Ariel Kalil, a professor at the University of Chicago Harris School of Public Policy Studies, has been awarded a $200,000 research grant from the John D. & Catherine T. MacArthur Foundation to study the impact of childhood housing instability on long-term health and education outcomes.
Selected from a pool of 150 different research applications, Kalil’s proposed longitudinal study will use nationally representative panel data to measure housing conditions in the first 15 years of a child’s life and assess its long-run impacts on health and behavior. Her two-year proposal was one of nine selected as an awardee.

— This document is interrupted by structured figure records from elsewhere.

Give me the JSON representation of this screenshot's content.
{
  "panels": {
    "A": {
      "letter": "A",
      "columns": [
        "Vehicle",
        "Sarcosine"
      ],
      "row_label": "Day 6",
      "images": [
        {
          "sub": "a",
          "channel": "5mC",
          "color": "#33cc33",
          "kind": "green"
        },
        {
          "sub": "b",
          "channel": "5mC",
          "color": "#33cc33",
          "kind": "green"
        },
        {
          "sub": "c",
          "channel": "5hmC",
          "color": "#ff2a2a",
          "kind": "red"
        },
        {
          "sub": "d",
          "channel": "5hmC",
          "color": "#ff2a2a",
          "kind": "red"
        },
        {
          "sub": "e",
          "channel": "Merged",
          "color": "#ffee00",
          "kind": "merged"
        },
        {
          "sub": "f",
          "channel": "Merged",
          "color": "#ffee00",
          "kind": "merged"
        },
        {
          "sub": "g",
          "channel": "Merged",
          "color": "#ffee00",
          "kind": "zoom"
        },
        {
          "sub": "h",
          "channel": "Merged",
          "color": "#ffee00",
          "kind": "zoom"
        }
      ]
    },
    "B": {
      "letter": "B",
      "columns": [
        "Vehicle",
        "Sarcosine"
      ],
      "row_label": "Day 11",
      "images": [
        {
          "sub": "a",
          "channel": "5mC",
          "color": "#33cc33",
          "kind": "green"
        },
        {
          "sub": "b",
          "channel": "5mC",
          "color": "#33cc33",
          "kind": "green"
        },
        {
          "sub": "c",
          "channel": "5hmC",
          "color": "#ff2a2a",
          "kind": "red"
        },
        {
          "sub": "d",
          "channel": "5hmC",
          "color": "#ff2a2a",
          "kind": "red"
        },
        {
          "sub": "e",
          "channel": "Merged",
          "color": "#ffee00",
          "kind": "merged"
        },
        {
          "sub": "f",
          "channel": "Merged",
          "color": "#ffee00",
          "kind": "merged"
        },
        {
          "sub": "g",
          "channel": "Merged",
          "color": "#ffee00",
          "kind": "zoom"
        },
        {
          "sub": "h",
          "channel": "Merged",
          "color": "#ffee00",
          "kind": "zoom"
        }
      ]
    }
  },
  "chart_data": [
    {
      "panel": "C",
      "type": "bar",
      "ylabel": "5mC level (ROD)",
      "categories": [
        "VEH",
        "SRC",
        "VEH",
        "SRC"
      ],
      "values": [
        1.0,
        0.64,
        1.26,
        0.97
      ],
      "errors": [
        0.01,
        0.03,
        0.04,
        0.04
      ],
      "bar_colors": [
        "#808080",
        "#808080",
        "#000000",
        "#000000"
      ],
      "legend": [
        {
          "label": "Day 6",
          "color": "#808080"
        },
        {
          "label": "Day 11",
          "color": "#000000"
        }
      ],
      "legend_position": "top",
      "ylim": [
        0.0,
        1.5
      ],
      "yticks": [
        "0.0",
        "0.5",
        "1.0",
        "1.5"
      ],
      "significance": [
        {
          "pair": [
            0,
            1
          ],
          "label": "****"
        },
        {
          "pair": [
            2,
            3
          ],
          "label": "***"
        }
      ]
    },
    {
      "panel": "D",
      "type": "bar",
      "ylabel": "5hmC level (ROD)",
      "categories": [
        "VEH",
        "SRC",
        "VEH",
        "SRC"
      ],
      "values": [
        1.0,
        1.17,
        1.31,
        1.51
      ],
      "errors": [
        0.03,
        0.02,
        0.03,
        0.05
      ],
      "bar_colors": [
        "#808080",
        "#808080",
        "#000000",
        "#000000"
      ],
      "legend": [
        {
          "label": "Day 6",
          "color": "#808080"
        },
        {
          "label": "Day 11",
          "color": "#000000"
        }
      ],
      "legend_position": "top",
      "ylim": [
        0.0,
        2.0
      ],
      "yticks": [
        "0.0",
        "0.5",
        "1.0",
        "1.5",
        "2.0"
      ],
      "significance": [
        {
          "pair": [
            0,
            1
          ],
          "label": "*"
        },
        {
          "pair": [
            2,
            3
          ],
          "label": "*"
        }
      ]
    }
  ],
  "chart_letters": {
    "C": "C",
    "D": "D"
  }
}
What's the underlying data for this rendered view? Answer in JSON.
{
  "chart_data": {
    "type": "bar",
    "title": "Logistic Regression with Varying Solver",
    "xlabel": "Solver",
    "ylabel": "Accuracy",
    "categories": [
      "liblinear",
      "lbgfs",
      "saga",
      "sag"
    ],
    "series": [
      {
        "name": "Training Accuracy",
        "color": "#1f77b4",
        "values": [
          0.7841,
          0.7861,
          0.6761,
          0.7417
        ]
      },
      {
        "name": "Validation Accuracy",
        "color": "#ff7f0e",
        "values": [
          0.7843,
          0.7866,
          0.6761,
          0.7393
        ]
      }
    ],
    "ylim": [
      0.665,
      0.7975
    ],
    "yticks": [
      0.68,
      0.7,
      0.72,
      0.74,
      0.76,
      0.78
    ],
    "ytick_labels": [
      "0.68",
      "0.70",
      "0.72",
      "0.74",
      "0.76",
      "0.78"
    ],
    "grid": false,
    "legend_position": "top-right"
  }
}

Kalil’s grant is part of the MacArthur Foundation’s “How Housing Matters to Families and Communities” initiative. As an organization that has invested more than $300 million over the last 20 years in affordable housing, the foundation hopes policymakers will better utilize public resources to improve affordable housing and family life around the world.
Other recipients included six universities, the Mayor’s Fund to Advance New York City and the RAND Corporation.
Kalil is director of the Center for Human Potential and Public Policy at the Harris School. She is also affiliated with the University of Chicago’s Population Research Center, the Center for Cognitive and Social Neuroscience, and the Sloan Center on Working Families. She received her PhD in developmental psychology from the University of Michigan in 1996.